公的年金の受給額は人それぞれ異なり、年金収入だけで生活費をまかなえないケースも想定されます。

そのため、こうした実態を前提に、早い段階から老後に向けた準備を意識しておくことが重要です。

まず、働き方の見直しは有効な手段のひとつです。

厚生年金に加入できる働き方を選ぶことで、将来の受給額の増加が見込めます。

制度改正によって社会保険の適用範囲も広がっており、これまで対象外だった人にも加入の機会が広がりつつあります。

あわせて、NISAなどを活用しながら、資産形成に取り組むことも重要です。

公的年金に加えて自分で準備する資金を持つことで、老後の生活に余裕を持たせることができます。

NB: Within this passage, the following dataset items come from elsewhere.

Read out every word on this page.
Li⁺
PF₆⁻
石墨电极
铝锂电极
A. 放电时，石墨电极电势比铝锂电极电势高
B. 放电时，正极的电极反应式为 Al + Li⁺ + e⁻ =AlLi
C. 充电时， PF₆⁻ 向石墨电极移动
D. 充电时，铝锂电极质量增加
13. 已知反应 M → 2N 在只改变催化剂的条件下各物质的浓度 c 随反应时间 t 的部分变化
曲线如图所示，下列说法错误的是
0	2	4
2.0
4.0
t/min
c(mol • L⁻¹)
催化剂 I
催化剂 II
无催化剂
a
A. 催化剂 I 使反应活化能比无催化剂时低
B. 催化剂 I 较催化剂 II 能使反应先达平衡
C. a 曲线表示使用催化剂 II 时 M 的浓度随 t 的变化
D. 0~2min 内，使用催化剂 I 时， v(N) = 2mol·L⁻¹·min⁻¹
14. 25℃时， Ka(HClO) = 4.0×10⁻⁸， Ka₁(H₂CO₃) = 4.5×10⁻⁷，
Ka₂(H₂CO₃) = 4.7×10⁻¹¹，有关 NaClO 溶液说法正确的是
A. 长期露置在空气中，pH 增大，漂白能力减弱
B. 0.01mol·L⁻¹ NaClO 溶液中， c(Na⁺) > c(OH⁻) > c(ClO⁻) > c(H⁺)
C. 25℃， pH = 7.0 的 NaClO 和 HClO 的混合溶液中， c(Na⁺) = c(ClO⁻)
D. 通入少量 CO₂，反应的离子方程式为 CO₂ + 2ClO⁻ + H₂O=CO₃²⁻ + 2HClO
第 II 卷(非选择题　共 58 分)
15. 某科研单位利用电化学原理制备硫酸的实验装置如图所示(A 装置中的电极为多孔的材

さらに、日々の家計収支を見直し、支出を段階的に抑えていく視点も欠かせません。

生活スタイルを少しずつ調整することで、無理のない形で支出をコントロールしやすくなります。

このように、働き方・資産形成・家計管理の3つを意識して備えることが、将来の不安を軽減することにつながるでしょう。

6. 年金の現実を踏まえ「早めの備え」を考えておこう

本記事では、公的年金の仕組みや最新の改定内容、受給額の分布データをもとに、老後資金の現実と今後に向けたポイントを解説しました。

公的年金の平均額だけを見ると一定の水準に見えますが、実際には受給額にばらつきがあり、月15万円以上を受け取る人は半数に満たないのが現状です。

さらに、国民年金のみの場合は満額でも約7万円にとどまり、年金だけで生活費をまかなうことが難しいケースも想定されます。

一方で、制度改正により働き方や加入条件も変化しつつあり、老後の収入構造はより多様化しています。

こうした状況を踏まえると、公的年金だけに依存するのではなく、資産形成なども含めた複数の視点で準備を進めていくことが重要でしょう。